Morowali, Kompas
”Masalah tuntutan pemekaran ini sesungguhnya sudah mengganggu. Apa pun yang dilakukan pemerintah kabupaten selalu dibawa ke soal pemekaran. Bahkan, kami sudah dianggap pemerintah kabupaten tetangga. Jadi memang persoalannya pelik. Ini juga terus jadi benih konflik. Jadi kami mendesak pemerintah pusat agar serius menanggapi soal pemekaran Morowali Utara,” kata Bupati Morowali Anwar Hafid di Bungku, Minggu (27/2).
Kisruh berawal dari mekarnya Kabupaten Morowali dari Kabupaten Poso. Dalam Undang-Undang Nomor 51 Tahun 1999 tentang Pemekaran Kabupaten Morowali, Buol, dan Banggai Kepulauan disebutkan ibu kota Morowali di Bungku. Namun, sembari mempersiapkan infrastruktur di Bungku, ibu kota berada di Kolonodale, ibu kota Kecamatan Petasia. Saat pemindahan ibu kota tahun 2007, warga di Petasia dan sekitarnya menolak. Warga di enam kecamatan itu meminta berdiri sendiri menjadi Kabupaten Morowali Utara.
Saat pemindahan ibu kota kabupaten ke Bungku, kantor bupati dan gedung DPRD sementara yang dibangun di Kolonodale hampir rampung. Sejumlah perkantoran juga sudah ada, termasuk rumah jabatan bupati. Saat ini aset itu sia-sia. Nilai bangunan yang telantar ini mencapai puluhan miliar rupiah. Kantor bupati dan gedung DPRD menghabiskan dana Rp 10 miliar lebih.
Luas Kabupaten Morowali sekitar 15.000 kilometer persegi, dengan panjang pantai 800 km, meliputi Teluk Tomori dan Teluk Tolo. Jarak dari Moro atau Mori Atas dengan Bungku, ibu kota Morowali, 300-400 km. Bahkan Petasia, yang jadi ibu kota pertama Morowali, berjarak sekitar 150 km dengan Bungku.

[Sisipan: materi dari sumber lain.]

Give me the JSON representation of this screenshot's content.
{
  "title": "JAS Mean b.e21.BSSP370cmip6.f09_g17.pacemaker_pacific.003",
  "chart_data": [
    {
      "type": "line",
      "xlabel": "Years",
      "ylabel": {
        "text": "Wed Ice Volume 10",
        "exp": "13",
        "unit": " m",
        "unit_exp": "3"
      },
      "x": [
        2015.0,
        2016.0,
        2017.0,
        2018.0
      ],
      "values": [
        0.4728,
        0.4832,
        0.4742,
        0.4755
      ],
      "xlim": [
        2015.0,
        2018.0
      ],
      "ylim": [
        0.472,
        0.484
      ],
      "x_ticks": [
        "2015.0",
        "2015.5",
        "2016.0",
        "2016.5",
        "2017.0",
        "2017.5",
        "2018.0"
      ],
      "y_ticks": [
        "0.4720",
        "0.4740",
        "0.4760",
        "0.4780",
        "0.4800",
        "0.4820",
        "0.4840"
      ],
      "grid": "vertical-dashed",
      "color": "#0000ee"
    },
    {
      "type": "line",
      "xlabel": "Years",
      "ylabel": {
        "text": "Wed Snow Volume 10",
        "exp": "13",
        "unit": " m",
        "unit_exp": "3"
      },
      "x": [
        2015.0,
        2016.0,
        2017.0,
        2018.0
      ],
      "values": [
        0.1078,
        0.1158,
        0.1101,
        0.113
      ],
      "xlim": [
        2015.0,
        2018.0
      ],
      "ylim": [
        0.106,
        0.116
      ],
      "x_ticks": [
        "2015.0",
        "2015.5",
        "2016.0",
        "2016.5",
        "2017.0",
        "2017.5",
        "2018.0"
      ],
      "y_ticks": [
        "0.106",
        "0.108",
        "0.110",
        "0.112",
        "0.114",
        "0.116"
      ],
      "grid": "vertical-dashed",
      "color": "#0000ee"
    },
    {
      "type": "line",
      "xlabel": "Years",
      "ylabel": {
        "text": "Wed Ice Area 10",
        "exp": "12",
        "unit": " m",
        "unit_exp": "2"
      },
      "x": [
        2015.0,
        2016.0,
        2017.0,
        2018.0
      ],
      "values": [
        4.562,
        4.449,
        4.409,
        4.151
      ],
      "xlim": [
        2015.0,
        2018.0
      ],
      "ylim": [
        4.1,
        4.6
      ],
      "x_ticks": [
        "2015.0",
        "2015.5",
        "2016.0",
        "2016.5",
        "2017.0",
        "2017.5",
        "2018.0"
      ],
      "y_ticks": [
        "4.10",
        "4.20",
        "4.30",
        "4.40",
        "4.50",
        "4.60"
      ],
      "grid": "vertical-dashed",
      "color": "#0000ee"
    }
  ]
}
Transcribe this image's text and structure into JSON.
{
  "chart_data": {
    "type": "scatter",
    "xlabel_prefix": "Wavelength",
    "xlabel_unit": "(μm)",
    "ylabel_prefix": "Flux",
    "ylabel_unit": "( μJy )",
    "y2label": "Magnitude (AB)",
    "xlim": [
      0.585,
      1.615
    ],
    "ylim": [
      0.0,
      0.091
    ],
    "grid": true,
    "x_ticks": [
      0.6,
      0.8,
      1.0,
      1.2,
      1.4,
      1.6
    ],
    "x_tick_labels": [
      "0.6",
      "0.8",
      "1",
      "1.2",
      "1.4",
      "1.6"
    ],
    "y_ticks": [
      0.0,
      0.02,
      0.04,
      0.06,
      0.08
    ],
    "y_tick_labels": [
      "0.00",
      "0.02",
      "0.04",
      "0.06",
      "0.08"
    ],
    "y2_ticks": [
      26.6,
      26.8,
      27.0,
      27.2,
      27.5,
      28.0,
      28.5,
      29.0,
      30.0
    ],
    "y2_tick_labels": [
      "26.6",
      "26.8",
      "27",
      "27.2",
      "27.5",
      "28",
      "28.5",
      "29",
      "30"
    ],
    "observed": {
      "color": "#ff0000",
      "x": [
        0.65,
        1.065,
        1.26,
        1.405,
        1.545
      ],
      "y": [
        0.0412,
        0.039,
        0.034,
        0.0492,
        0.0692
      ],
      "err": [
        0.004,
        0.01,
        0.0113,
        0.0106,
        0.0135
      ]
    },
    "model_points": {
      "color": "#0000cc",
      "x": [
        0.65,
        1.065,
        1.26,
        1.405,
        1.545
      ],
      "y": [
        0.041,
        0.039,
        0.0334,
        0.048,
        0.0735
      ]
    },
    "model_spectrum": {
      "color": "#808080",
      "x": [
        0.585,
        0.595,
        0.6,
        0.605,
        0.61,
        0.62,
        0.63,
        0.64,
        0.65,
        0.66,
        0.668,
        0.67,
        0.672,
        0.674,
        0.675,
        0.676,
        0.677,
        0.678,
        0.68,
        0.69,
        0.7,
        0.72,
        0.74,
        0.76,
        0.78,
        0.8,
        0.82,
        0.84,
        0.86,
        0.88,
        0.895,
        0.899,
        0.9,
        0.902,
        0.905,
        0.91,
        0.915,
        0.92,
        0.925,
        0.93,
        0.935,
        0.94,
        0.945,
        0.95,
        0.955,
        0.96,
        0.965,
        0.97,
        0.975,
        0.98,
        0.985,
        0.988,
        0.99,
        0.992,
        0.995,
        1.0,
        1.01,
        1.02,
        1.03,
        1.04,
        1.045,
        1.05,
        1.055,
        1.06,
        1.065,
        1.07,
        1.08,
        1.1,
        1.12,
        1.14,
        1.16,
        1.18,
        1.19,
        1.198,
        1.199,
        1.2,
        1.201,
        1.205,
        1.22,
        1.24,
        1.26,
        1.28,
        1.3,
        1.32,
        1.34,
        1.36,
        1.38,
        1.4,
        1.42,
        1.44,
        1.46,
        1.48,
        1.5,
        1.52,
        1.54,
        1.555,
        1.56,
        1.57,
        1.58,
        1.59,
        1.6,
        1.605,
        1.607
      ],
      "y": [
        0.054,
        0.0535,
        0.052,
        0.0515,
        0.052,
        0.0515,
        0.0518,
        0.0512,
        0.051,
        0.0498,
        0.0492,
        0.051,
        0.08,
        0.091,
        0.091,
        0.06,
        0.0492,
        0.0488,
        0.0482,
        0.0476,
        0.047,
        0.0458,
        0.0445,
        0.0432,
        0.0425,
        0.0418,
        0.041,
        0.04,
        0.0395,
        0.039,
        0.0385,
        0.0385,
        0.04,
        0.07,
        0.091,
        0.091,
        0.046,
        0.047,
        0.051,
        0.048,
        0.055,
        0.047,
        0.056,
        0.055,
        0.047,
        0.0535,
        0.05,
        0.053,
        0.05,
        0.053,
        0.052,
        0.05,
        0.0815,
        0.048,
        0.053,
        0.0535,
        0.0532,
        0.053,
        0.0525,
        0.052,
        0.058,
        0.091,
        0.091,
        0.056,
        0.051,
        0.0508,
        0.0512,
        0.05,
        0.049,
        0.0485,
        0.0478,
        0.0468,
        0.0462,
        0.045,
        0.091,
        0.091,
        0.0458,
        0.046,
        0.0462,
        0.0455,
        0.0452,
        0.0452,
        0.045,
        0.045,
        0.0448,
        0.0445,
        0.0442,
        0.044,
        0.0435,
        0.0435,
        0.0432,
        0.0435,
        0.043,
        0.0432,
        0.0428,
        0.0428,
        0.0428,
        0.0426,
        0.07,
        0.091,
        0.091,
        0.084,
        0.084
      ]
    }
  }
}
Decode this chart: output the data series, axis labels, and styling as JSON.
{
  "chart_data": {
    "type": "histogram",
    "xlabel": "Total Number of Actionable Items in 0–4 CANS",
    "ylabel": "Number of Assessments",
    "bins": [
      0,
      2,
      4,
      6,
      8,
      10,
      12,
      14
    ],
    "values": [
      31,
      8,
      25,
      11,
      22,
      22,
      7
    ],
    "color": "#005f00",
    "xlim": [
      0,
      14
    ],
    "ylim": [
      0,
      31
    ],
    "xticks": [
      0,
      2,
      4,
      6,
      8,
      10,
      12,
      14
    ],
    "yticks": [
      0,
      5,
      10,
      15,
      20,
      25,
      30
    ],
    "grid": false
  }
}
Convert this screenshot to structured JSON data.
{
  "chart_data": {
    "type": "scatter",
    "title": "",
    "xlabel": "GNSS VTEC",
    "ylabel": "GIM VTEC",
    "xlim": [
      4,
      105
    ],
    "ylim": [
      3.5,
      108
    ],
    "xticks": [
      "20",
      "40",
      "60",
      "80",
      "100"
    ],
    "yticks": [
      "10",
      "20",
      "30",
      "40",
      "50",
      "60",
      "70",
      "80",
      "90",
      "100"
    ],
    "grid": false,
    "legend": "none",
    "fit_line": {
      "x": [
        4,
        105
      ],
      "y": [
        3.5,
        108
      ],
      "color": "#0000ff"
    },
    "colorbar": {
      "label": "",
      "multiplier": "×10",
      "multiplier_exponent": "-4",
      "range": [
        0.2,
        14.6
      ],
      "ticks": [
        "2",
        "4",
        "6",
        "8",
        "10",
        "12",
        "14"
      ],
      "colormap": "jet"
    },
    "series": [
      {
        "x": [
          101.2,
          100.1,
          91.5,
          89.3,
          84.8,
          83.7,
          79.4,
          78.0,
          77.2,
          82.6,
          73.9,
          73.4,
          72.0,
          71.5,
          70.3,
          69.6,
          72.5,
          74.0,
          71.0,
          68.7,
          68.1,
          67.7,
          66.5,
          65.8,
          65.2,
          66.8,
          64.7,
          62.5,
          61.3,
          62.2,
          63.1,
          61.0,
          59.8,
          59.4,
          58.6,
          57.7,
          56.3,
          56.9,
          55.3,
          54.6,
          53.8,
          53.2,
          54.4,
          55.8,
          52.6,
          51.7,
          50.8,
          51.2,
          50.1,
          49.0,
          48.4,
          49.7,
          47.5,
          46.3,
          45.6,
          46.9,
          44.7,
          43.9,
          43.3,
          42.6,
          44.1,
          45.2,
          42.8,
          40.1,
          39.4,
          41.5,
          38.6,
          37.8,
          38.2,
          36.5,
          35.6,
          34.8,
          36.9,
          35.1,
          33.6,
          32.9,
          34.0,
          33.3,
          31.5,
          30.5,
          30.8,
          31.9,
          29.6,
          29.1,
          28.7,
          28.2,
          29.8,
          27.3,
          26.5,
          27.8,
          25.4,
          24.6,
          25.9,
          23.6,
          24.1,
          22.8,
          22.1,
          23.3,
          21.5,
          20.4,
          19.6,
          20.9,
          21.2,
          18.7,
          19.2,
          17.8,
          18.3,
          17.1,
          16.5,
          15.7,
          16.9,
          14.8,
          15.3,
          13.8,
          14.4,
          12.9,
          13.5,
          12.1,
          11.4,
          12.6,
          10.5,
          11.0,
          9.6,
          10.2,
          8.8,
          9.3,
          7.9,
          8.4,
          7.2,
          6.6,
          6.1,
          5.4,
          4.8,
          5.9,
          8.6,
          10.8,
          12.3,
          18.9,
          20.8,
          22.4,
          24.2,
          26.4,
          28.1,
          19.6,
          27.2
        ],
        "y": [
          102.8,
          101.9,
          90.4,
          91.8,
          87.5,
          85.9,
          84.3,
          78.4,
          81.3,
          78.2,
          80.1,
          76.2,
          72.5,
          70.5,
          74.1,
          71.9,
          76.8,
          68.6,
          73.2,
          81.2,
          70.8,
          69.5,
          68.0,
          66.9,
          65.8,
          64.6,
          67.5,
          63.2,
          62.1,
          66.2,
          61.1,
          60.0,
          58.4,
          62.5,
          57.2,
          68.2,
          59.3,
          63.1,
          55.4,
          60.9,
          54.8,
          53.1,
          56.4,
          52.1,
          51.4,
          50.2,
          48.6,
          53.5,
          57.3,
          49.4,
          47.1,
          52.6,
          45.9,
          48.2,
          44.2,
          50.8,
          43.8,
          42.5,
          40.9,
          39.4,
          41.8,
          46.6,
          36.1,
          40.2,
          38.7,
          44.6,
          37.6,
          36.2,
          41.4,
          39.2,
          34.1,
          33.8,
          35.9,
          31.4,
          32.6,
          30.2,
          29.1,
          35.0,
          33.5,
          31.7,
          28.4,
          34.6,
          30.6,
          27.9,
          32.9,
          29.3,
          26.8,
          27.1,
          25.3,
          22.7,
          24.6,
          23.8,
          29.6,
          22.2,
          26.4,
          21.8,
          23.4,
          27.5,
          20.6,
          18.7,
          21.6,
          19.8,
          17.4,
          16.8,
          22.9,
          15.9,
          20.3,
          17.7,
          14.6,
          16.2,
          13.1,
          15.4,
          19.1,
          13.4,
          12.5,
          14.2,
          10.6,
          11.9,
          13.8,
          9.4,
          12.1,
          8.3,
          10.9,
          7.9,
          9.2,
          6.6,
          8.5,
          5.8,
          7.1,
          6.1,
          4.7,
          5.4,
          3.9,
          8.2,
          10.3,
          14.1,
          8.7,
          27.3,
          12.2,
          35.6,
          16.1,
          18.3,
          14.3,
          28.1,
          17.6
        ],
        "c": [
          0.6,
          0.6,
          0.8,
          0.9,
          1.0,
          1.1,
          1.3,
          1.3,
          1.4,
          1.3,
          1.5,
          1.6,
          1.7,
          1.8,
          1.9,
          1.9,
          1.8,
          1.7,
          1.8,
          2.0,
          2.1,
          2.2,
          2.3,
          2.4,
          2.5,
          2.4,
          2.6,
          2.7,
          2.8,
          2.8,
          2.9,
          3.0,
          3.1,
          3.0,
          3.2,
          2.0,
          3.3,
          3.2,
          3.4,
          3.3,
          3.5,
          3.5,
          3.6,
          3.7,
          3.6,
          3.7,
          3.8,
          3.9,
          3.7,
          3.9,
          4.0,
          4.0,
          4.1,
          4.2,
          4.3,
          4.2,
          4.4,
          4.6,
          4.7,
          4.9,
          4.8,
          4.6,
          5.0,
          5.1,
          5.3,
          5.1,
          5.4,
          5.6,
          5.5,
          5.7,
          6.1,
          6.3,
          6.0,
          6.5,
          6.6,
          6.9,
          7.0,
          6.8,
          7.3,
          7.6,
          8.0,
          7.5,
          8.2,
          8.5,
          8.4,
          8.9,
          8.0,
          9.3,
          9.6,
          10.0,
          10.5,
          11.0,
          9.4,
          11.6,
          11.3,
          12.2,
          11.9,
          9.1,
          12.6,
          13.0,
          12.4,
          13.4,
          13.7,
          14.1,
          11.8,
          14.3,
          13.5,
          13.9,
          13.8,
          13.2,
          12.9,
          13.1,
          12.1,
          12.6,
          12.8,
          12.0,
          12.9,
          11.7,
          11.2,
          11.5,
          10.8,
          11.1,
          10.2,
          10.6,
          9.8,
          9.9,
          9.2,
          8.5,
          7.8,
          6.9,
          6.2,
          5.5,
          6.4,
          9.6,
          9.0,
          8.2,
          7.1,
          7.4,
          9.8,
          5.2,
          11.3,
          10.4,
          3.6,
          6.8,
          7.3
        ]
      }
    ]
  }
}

Warga di Petasia tetap ingin pemekaran jadi Morowali Utara. ”Bungku terlalu jauh bagi warga di kecamatan Petasia, Mori, Beteleme, dan lainnya. Pelayanan pemerintah juga terbatas karena sudah jauh, kondisi jalan juga rusak,” kata Syamsuddin (40), warga Kolonodale.